The abstract of the patent application describes a device that consists of a multiplication unit and a configurable summing unit. The multiplication unit receives data and weights for a specific layer and performs multiplication operations to generate multiplication results. The configurable summing unit, on the other hand, is configured by layer values and performs addition operations on a specific number of inputs. It then sums the multiplication results and provides an output.
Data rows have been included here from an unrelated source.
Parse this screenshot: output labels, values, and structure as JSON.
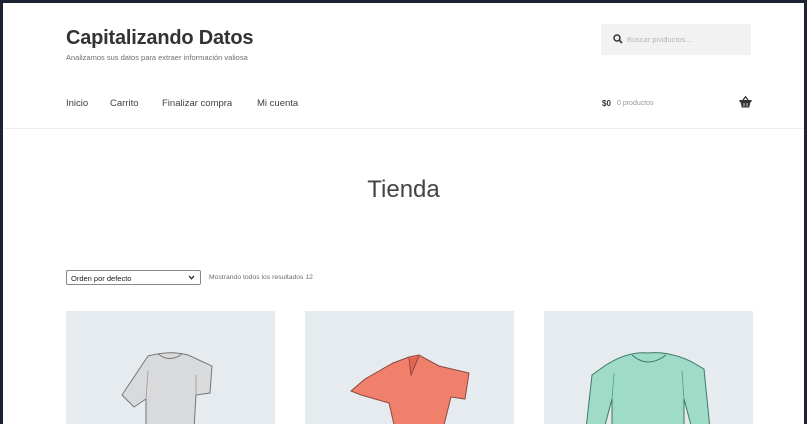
{
  "site": {
    "title": "Capitalizando Datos",
    "description": "Analizamos sus datos para extraer información valiosa"
  },
  "search": {
    "placeholder": "Buscar productos…",
    "icon": "search-icon"
  },
  "nav": {
    "items": [
      {
        "label": "Inicio"
      },
      {
        "label": "Carrito"
      },
      {
        "label": "Finalizar compra"
      },
      {
        "label": "Mi cuenta"
      }
    ]
  },
  "cart": {
    "total": "$0",
    "count": "0 productos",
    "icon": "basket-icon"
  },
  "page": {
    "title": "Tienda"
  },
  "shop": {
    "orderby_selected": "Orden por defecto",
    "result_count": "Mostrando todos los resultados 12"
  },
  "products": [
    {
      "icon": "tshirt-icon",
      "color": "#d9dadb"
    },
    {
      "icon": "vneck-tshirt-icon",
      "color": "#f0806c"
    },
    {
      "icon": "sweatshirt-icon",
      "color": "#9fdcc8"
    }
  ],
  "colors": {
    "background": "#1c2333",
    "tile": "#e6ebef",
    "text": "#333333"
  }
}
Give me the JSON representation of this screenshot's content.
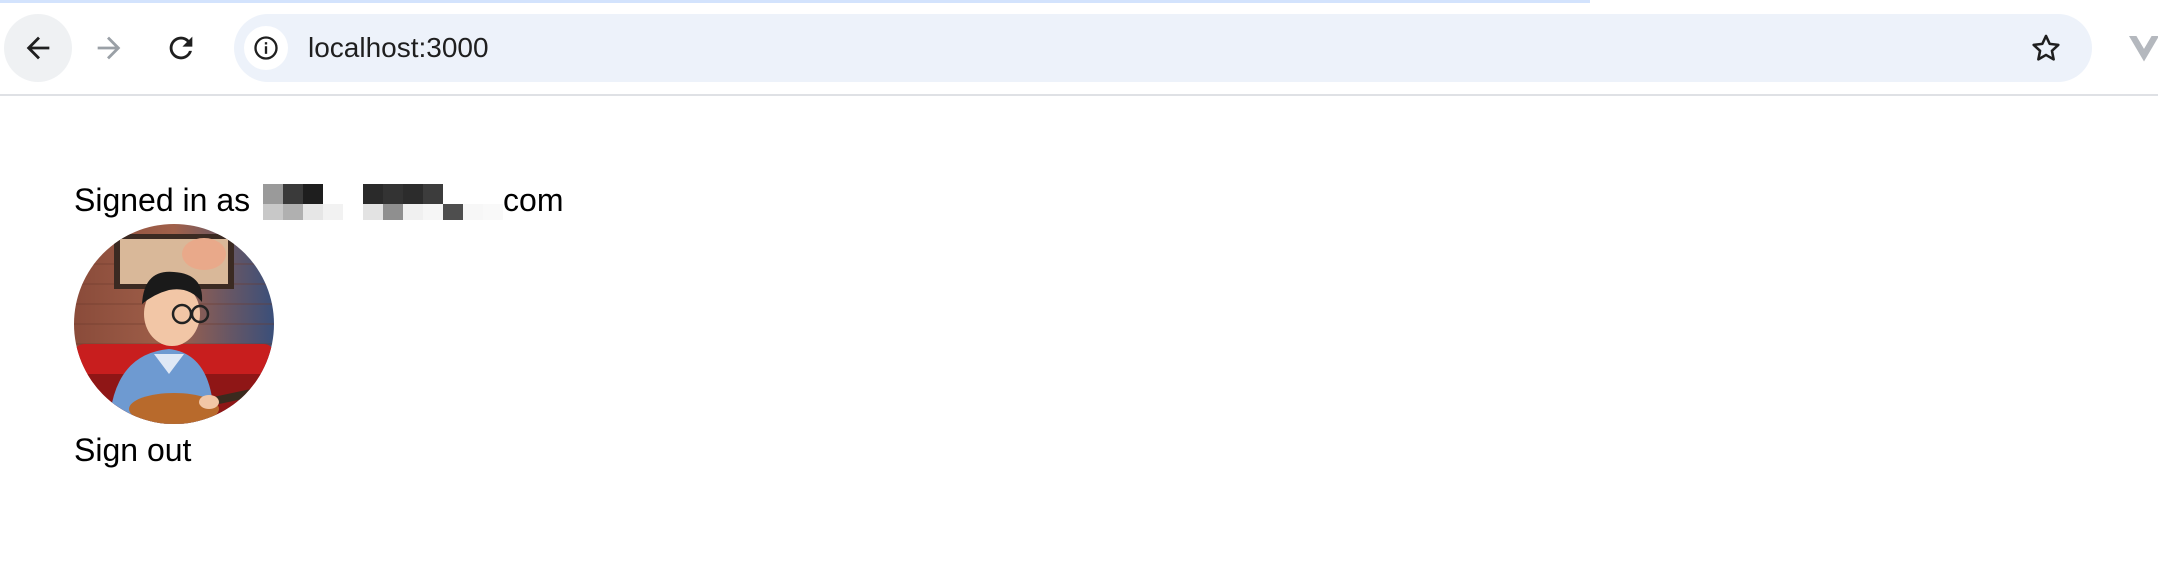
{
  "browser": {
    "url": "localhost:3000",
    "icons": {
      "back": "arrow-left-icon",
      "forward": "arrow-right-icon",
      "reload": "reload-icon",
      "site_info": "info-icon",
      "bookmark": "star-icon",
      "extension": "vuejs-devtools-icon"
    }
  },
  "page": {
    "signed_in_prefix": "Signed in as ",
    "email_visible_suffix": "com",
    "email_redacted": true,
    "sign_out_label": "Sign out"
  },
  "colors": {
    "omnibox_bg": "#edf2fa",
    "toolbar_border": "#dfe1e5",
    "text": "#000000"
  }
}
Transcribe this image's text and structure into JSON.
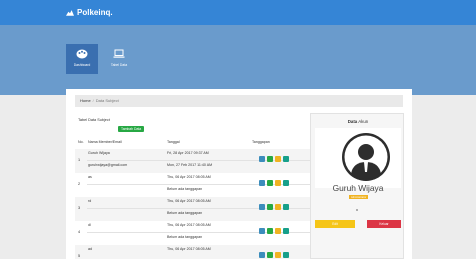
{
  "app": {
    "title": "Polkeinq."
  },
  "nav": [
    {
      "label": "Dashboard",
      "active": true,
      "icon": "palette-icon"
    },
    {
      "label": "Tabel Data",
      "active": false,
      "icon": "laptop-icon"
    }
  ],
  "breadcrumb": {
    "home": "Home",
    "separator": "/",
    "current": "Data Subject"
  },
  "table": {
    "title": "Tabel Data Subject",
    "add_label": "Tambah Data",
    "headers": {
      "no": "No.",
      "name": "Nama Member/Email",
      "date": "Tanggal",
      "response": "Tanggapan"
    },
    "rows": [
      {
        "no": "1",
        "name": "Guruh Wijaya",
        "email": "guruhwijaya@gmail.com",
        "date": "Fri, 28 Apr 2017 09:37 AM",
        "response": "Mon, 27 Feb 2017 11:40 AM"
      },
      {
        "no": "2",
        "name": "as",
        "email": "",
        "date": "Thu, 06 Apr 2017 08:05 AM",
        "response": "Belum ada tanggapan"
      },
      {
        "no": "3",
        "name": "rd",
        "email": "",
        "date": "Thu, 06 Apr 2017 08:05 AM",
        "response": "Belum ada tanggapan"
      },
      {
        "no": "4",
        "name": "dl",
        "email": "",
        "date": "Thu, 06 Apr 2017 08:05 AM",
        "response": "Belum ada tanggapan"
      },
      {
        "no": "5",
        "name": "ad",
        "email": "",
        "date": "Thu, 06 Apr 2017 08:05 AM",
        "response": ""
      }
    ],
    "action_icons": [
      "view-icon",
      "edit-icon",
      "mail-icon",
      "delete-icon"
    ]
  },
  "profile": {
    "title_bold": "Data",
    "title_rest": " Akun",
    "name": "Guruh Wijaya",
    "role": "Administrator",
    "edit_label": "Edit",
    "logout_label": "Keluar"
  },
  "colors": {
    "topbar": "#3585d6",
    "hero": "#6a9bcc",
    "nav_active": "#3a6fb0",
    "add_button": "#27a844",
    "edit_button": "#f5c518",
    "logout_button": "#dc3545"
  }
}
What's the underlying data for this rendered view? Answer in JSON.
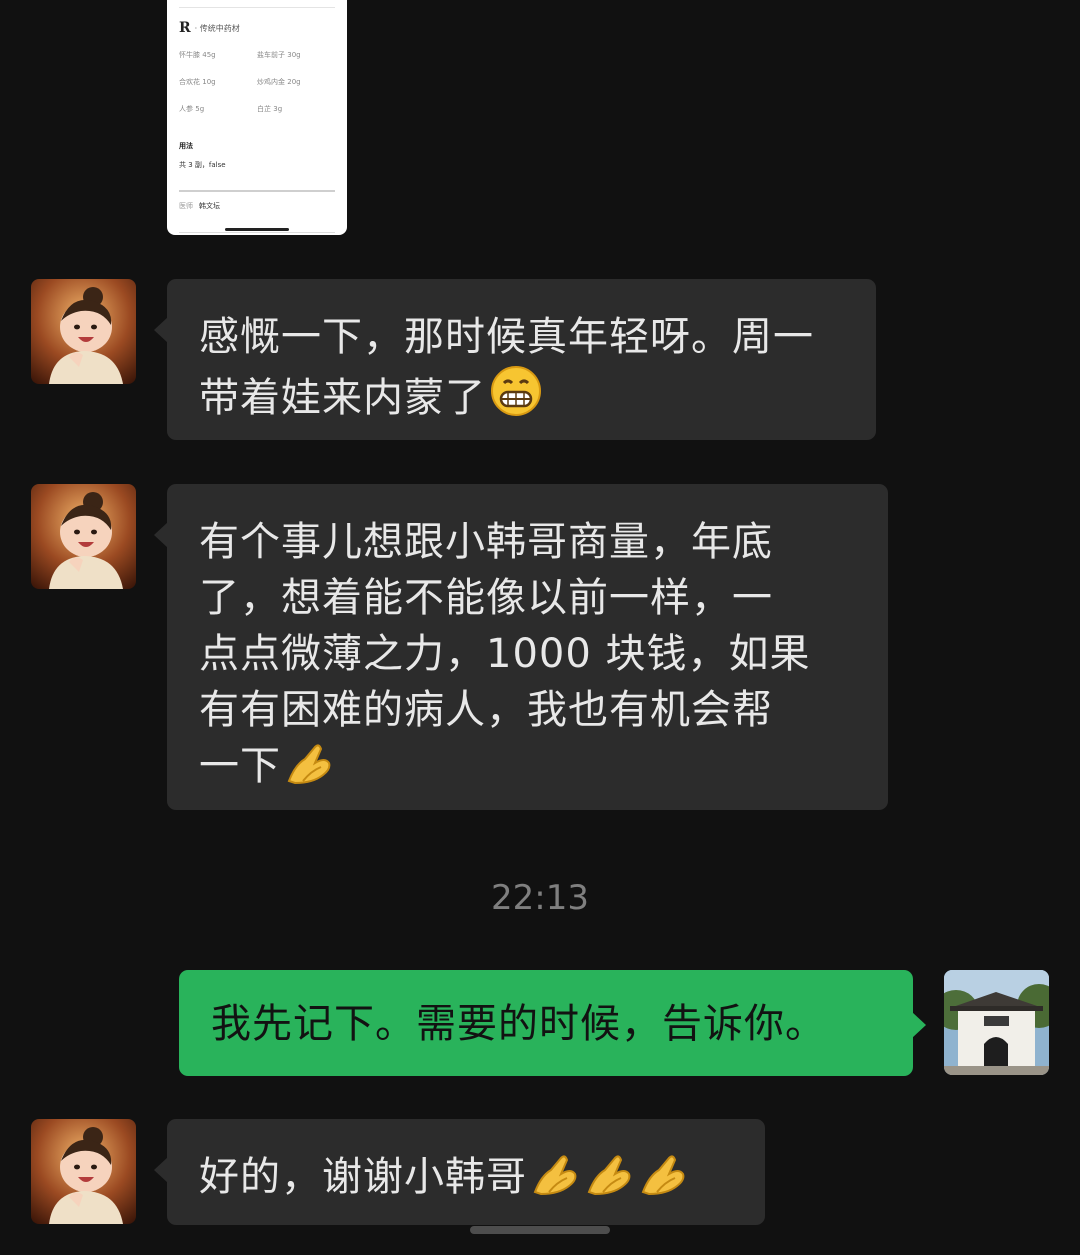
{
  "prescription": {
    "rx_symbol": "R",
    "category": "· 传统中药材",
    "herbs": [
      {
        "name": "怀牛膝",
        "dose": "45g"
      },
      {
        "name": "盐车前子",
        "dose": "30g"
      },
      {
        "name": "合欢花",
        "dose": "10g"
      },
      {
        "name": "炒鸡内金",
        "dose": "20g"
      },
      {
        "name": "人参",
        "dose": "5g"
      },
      {
        "name": "白芷",
        "dose": "3g"
      }
    ],
    "usage_label": "用法",
    "usage_text": "共 3 副，false",
    "doctor_label": "医师",
    "doctor_name": "韩文坛"
  },
  "messages": [
    {
      "direction": "incoming",
      "text": "感慨一下，那时候真年轻呀。周一带着娃来内蒙了",
      "emoji": "grinning-face-icon"
    },
    {
      "direction": "incoming",
      "lines": [
        "有个事儿想跟小韩哥商量，年底",
        "了，想着能不能像以前一样，一",
        "点点微薄之力，1000 块钱，如果",
        "有有困难的病人，我也有机会帮",
        "一下"
      ],
      "emoji": "folded-hands-icon"
    },
    {
      "direction": "outgoing",
      "text": "我先记下。需要的时候，告诉你。"
    },
    {
      "direction": "incoming",
      "text": "好的，谢谢小韩哥",
      "emoji": "folded-hands-icon"
    }
  ],
  "timestamp": "22:13",
  "colors": {
    "background": "#111111",
    "incoming_bubble": "#2c2c2c",
    "outgoing_bubble": "#29b35b",
    "timestamp": "#7f7f7f"
  }
}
  • The device includes a multiplication unit and a configurable summing unit.
  • The multiplication unit multiplies data by weights to produce multiplication results.
  • The configurable summing unit receives layer values and performs addition operations on a specific number of inputs.
  • The summing unit then sums the multiplication results and provides an output.

Potential Applications:

  • Artificial neural networks
  • Deep learning algorithms
  • Image and speech recognition systems
  • Natural language processing

Problems Solved:

  • Efficient processing of large amounts of data in neural networks
  • Configurable and adaptable architecture for different layers
  • Simplified implementation of complex mathematical operations

Benefits:

  • Improved performance and accuracy in machine learning tasks
  • Flexibility to adjust the configuration for different layers
  • Reduced computational complexity and power consumption


Original Abstract Submitted

A device includes a multiplication unit and a configurable summing unit. The multiplication unit is configured to receive data and weights for an Nth layer, where N is a positive integer. The multiplication unit is configured to multiply the data by the weights to provide multiplication results. The configurable summing unit is configured by Nth layer values to receive an Nth layer number of inputs and perform an Nth layer number of additions, and to sum the multiplication results and provide a configurable summing unit output.